The Federal Reserve’s primary price gauge rose at its highest level since 2023, reinforcing the central bank’s recent tough talk on inflation.
Excluding food and energy, the personal consumption expenditures price index showed a 3.4% annual rate after rising 0.3% for the month, both in line with Dow Jones consensus. The core reading was the highest since October 2023.
For the all-items reading, the PCE index showed inflation running at a seasonally adjusted 4.1% annual rate, the highest since April 2023, according to a Commerce Department report Thursday. On a monthly basis, PCE accelerated 0.4%. The annual level was in line with the Dow Jones consensus estimate while the monthly reading was 0.1 percentage point below.
While Fed officials look at both headline and core rates, they generally consider the latter a better measure of long-run trends, particularly in light of this year’s inflation surge that was driven largely by an acceleration in energy prices tied to the Iran war that have slowly been seeping into other parts of the economy.

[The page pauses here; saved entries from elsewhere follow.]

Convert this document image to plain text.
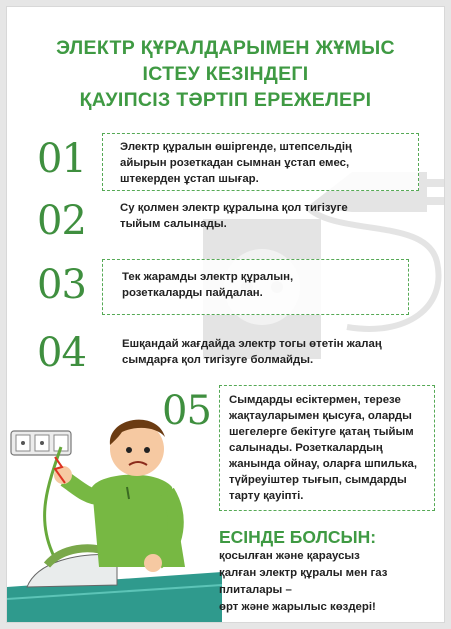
ЭЛЕКТР ҚҰРАЛДАРЫМЕН ЖҰМЫС
ІСТЕУ КЕЗІНДЕГІ
ҚАУІПСІЗ ТӘРТІП ЕРЕЖЕЛЕРІ
01	Электр құралын өшіргенде, штепсельдің
айырын розеткадан сымнан ұстап емес,
штекерден ұстап шығар.
02	Су қолмен электр құралына қол тигізуге
тыйым салынады.
03	Тек жарамды электр құралын,
розеткаларды пайдалан.
04	Ешқандай жағдайда электр тогы өтетін жалаң
сымдарға қол тигізуге болмайды.
05 Сымдарды есіктермен, терезе
жақтауларымен қысуға, оларды
шегелерге бекітуге қатаң тыйым
салынады. Розеткалардың
жанында ойнау, оларға шпилька,
түйреуіштер тығып, сымдарды
тарту қауіпті.
ЕСІНДЕ БОЛСЫН:
қосылған және қараусыз
қалған электр құралы мен газ
плиталары –
өрт және жарылыс көздері!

Even with the elevated inflation levels, consumer spending for the month came in stronger than expected.
Personal consumption expenditures, a proxy for spending, rose 0.7% for the month, 0.1 percentage point above the forecast and ahead of the inflation rate. Personal income also rose 0.7%, well above the 0.4% forecast. The personal saving rate rose to 3%.
The report comes a little more than a week after the Fed and new Chairman Kevin Warsh delivered what markets widely viewed as a tough talk on rates and inflation.
Warsh in particular stressed the importance of price stability, with the Federal Open Market Committee adopting language in its post-meeting statement unequivocally stating that it would “deliver price stability” after missing its 2% inflation target for five years running. In addition, officials took off a previously indicated rate cut this year and indicated a likelihood of a hike.
However, the inflation picture has been complicated. Fed officials generally look through the kind of supply-driven spike that the energy surge has driven, but concerns are rising that price increases are becoming more widespread and also are being fed by tariffs.
Multiple Fed officials dissented at the April meeting because the statement had included “forward guidance” that titled toward further cuts coming, and that language was removed from last week’s statement.
Other data released Thursday shows the economy in a relatively strong position.
Gross domestic product, the broadest measure of growth, rose at a seasonally adjusted annualized pace of 2.1% in the first quarter, according to the last of three readings. That was up from the prior indication of 1.6% and better than the forecast for 1.7%. The Commerce Department said the change largely reflected a downward revision to imports, which subtract from GDP.
Also, initial jobless claims fell to 215,000 for the week ending June 20, down 12,000 from the prior reading and better than the estimate for 223,000.